U.S. litigation is, of course, different than here in Canada. I am not an attorney, but as far as I understand it, the Canadian suit that was launched failed to meet the adequate level of proof showing that they, the plaintiffs, had suffered a compensable loss.
As far as your truck is concerned, I imagine it will operate as it was actually designed. I don’t believe there will be any noticeable difference to longevity, but yes, you may suffer slightly poorer fuel economy. I agree that you were misled as a consumer; however, right or wrong, that’s where it’s at.
I took my ’07 Ford Sport Trac to a Ford dealership to replace my rear wheel bearings. The mechanic broke the ‘wheel knuckle’ while trying to remove the old bearing. He said that it was rusted and “it happens,” but this potential problem was not discussed prior to his attempt to replace my wheel bearings. The additional cost to replace the broken wheel knuckle doubled the cost of the initial job.
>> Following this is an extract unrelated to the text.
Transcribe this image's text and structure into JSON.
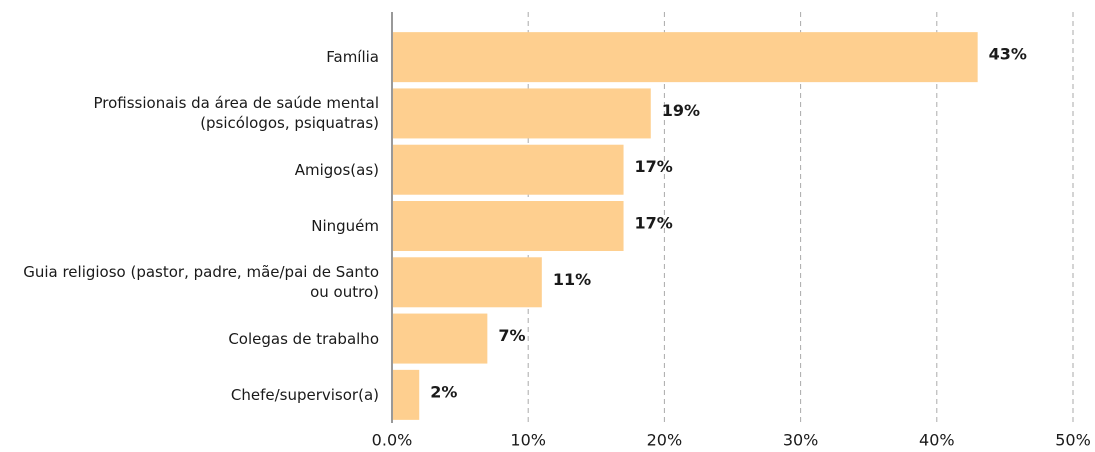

I’m very frustrated. I have found another mechanic to fix my truck but now will have to add a $300-$400 towing charge as it is not road-worthy/safe.
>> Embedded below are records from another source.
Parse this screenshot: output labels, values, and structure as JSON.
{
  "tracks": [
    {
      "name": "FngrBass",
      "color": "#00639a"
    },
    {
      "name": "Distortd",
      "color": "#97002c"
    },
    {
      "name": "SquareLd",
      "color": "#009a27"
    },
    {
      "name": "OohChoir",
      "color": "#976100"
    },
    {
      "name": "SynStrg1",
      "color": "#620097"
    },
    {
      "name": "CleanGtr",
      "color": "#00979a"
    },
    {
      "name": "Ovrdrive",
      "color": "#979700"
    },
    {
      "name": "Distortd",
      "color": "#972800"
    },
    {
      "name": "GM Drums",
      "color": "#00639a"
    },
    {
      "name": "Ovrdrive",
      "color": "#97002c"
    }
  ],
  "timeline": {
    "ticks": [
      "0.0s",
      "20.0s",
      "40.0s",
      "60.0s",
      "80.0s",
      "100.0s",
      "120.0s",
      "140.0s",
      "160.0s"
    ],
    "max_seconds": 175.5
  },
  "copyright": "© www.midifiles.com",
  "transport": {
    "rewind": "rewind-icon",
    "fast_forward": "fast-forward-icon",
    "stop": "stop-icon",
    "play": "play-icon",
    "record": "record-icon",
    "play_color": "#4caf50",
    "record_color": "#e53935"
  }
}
I’m sorry to hear that Paula. But unfortunately, yes, sometimes these things happen through no fault of the technician, and it’s next to impossible to predict. And this brings me to the point where I have to make an uncomfortable admission: I shy away from working on older vehicles. There, I said it, and your story is the exact reason why. As any vehicle ages, the frequency of these mishaps rises significantly. However, I don’t mind taking care of older vehicles from my own customer base that I have maintained for years, because the relationship with the customer is already well-established. They understand that me and my staff are as gentle as possible, and if something similar happens, that we did our best to actually not be in this situation in the first place.
This strikes me as a customer-relations problem. The dealer should have done more to accommodate you and get themselves out of this sticky situation. They should have sourced a used knuckle for you, as I’m sure that’s what the second mechanic did. I would have never let anyone tow there vehicle away from my business and would have taken the loss, but that’s just me.